Ontbreken van kennis
"Het ontbreken van kennis over GDPR, dat duidelijk naar voren komt in dit onderzoek, is schokkend. Geboortedata, e-mailadressen, marketingdatabases en postadressen zijn allemaal belangrijke klantgegevens en het is zorgelijk dat zo veel Nederlandse organisaties dat, ondanks het zelfvertrouwen, gewoon niet weten," zegt Rik Ferguson, VP Security Research van Trend Micro. "Als organisaties deze gegevens niet beschermen, nemen ze niet alleen hun klanten niet serieus, ze zijn zeker niet klaar voor GDPR."
Nog meer verwarring
De verwarring gaat echter nog verder. Trend Micro vroeg Nederlandse ondernemingen tevens wie verantwoordelijk is voor het verlies van grote hoeveelheden EU-data door een grote Amerikaanse service provider. Slecht tien procent kon daarop het correcte antwoord geven dat beide partijen evenveel verantwoordelijkheid dragen. Dat is iets slechter dan het wereldwijde gemiddelde van een magere veertien procent. 47 procent van de Nederlandse organisaties denkt dat de boete betaald moet worden door de eigenaar van de EU-gegevens, terwijl 26 procent juist denkt dat de Amerikaanse service provider de fout in is gegaan.
Wie is verantwoordelijk?
Duidelijk is ook dat Nederlandse ondernemingen niet scherp hebben wie binnen de eigen organisatie verantwoordelijk is voor compliance aan deze regelgeving. Van de respondenten uit Nederland denkt 26 procent dat de CEO verantwoordelijk is voor GDPR-compliancy en slechts 28 procent vindt dat dat de taak is van de CISO en/of het security team. Het C-level in Nederland lijkt echter nog niet echt warm te lopen voor GDPR. Slechts tien procent van de Nederlandse managers houdt zich actief met dit onderwerp bezig.

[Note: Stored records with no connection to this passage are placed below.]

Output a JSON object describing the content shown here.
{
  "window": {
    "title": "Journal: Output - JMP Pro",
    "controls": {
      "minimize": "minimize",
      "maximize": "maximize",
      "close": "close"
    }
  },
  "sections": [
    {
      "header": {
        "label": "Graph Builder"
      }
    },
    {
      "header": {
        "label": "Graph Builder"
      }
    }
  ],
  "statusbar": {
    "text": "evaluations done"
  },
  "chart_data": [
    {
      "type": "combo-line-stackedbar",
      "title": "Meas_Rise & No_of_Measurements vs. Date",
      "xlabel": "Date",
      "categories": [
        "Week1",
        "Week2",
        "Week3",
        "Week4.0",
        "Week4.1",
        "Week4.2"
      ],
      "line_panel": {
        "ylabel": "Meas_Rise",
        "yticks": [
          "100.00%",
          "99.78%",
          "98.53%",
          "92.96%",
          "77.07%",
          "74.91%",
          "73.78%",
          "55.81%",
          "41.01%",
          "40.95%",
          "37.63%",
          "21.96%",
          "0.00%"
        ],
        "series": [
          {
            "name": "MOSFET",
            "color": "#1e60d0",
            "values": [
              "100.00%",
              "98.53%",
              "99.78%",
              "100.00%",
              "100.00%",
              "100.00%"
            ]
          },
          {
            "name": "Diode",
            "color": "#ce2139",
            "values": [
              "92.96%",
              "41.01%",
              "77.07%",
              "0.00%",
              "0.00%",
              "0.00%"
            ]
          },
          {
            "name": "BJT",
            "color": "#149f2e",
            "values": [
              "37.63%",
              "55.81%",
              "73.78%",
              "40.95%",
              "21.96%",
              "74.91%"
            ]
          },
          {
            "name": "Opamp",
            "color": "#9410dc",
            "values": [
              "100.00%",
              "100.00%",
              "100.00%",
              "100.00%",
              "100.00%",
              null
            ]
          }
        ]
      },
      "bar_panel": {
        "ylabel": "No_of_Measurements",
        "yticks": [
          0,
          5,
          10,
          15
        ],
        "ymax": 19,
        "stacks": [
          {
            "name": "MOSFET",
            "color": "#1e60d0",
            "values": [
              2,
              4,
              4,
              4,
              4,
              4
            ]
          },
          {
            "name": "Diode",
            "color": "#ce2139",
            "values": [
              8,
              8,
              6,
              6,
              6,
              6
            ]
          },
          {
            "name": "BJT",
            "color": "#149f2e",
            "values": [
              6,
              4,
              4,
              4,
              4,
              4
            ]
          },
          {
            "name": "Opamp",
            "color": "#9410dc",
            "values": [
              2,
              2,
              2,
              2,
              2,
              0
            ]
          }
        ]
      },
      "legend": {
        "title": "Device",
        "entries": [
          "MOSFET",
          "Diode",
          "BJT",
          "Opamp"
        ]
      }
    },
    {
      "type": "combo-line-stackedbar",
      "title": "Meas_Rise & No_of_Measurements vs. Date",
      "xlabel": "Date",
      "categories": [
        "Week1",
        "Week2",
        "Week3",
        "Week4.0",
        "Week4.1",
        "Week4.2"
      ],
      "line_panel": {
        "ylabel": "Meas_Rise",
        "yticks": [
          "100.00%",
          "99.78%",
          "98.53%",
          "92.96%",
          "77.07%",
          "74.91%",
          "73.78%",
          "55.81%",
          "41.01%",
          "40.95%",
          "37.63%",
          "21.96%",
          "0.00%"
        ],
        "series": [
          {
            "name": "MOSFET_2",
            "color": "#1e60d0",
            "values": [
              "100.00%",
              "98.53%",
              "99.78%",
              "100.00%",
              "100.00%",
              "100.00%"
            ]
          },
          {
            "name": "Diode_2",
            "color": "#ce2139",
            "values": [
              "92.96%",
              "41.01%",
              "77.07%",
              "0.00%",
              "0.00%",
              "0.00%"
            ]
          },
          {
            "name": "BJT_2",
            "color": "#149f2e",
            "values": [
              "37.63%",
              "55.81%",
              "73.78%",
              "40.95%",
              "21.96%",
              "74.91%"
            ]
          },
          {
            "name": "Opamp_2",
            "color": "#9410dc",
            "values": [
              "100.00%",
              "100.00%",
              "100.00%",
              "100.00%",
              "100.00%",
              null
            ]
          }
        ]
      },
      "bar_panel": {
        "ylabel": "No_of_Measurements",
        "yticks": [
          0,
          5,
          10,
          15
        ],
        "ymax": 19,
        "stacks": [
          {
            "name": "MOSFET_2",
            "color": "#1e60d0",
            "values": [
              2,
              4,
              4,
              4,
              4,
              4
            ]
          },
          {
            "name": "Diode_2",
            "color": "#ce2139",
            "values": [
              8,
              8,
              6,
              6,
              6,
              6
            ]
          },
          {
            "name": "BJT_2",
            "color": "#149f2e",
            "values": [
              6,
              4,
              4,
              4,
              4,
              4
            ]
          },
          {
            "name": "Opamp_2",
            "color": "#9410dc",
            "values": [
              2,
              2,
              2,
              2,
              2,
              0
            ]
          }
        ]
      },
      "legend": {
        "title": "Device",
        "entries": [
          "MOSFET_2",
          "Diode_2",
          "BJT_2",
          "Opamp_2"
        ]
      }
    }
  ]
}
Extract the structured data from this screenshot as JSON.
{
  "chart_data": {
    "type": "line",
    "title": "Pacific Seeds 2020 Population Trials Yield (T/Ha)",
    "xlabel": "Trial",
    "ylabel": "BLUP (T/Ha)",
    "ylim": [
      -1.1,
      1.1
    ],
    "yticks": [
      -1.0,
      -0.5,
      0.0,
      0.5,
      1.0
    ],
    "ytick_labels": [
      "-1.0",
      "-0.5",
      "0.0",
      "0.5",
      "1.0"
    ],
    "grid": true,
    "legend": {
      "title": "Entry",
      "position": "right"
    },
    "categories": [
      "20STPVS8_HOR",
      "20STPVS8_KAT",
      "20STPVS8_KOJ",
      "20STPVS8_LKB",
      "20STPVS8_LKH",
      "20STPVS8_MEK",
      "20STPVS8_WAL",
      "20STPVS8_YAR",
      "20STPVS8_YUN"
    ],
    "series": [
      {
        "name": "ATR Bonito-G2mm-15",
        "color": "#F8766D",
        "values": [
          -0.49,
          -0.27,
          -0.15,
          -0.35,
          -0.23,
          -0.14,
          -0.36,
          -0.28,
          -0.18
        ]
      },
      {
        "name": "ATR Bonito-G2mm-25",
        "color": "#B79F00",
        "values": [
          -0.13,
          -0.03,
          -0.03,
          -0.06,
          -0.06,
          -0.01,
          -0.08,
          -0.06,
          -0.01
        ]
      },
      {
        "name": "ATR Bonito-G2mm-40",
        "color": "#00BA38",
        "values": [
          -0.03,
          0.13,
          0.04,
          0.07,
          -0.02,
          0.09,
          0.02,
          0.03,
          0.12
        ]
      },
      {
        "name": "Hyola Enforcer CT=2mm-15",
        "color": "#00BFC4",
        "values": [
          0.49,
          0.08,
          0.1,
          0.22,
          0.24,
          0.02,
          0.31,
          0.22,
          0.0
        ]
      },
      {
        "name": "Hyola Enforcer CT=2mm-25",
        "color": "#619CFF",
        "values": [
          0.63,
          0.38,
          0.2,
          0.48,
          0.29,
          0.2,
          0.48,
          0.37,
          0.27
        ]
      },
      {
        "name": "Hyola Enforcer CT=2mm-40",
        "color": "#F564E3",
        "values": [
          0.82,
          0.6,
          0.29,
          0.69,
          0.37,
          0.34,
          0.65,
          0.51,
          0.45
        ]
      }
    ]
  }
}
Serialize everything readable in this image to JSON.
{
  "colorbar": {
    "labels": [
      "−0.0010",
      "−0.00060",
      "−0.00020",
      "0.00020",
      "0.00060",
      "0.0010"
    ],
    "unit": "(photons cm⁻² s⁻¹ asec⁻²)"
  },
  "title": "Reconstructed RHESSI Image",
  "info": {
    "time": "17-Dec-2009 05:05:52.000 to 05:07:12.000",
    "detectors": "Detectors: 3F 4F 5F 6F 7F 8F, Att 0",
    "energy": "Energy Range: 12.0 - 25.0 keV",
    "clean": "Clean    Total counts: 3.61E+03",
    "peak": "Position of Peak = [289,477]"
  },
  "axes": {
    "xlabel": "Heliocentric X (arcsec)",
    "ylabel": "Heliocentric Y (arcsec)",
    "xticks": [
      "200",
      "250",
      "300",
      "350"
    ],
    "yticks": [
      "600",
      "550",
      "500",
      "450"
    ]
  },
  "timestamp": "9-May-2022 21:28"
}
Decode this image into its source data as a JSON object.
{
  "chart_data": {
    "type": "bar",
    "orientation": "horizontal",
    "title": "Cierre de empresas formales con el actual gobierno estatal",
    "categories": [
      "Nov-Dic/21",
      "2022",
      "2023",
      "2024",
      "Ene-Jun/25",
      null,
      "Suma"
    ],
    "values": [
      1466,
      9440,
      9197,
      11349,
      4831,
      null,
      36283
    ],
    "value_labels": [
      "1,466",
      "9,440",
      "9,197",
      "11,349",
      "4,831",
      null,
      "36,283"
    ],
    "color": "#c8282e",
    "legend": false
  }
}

"Met nog maar negen maanden te gaan voordat GDPR in werking treedt, zou dit een van de hoofdpunten moeten zijn op de agenda van bestuurders. De resultaten van dit onderzoek laten echter zien men het onderwerp lijkt te negeren. Wanneer bedrijven deze regelgeving niet serieus nemen, kunnen ze daadwerkelijk een boete krijgen die een aanzienlijk deel van hun omzet omvat. Het is zaak dat de C-suite GDPR gaat zien als een business-uitdaging in plaats van een security-probleem voordat het te laat is," vervolgt Ferguson. "Het voorbereiden op GDPR is een enorme klus. Van investeren in state of the art technologie tot en met het implementeren van regels rondom dataprotectie en notificaties. Die voorbereiding is echter nutteloos als bedrijven niet weten om welke data het precies gaat en wie daarvoor verantwoordelijk is. In de hele markt is er te weinig kennis over dit onderwerp en dat moet veranderen."
Moderne technologie
Nieuwe bedreigingen blijven bedrijven op allerlei verschillende manieren lastig vallen. Veel bedrijven hebben niet alleen een gebrek aan expertise om daarmee om te gaan, ze beschikken meestal ook niet over de juiste technologie om dat te doen. GDPR verplicht bedrijven om de benodigde, moderne technologie te implementeren om goed om te kunnen gaan met risico’s. Toch heeft slechts twintig procent van de Nederlandse bedrijven geavanceerde technologie in huis om indringers op hun netwerk op te kunnen sporen. 26 procent heeft encryptietechnologie geïnstalleerd en zestien procent van de Nederlandse ondernemingen heeft geïnvesteerd in data leak prevention-technologie.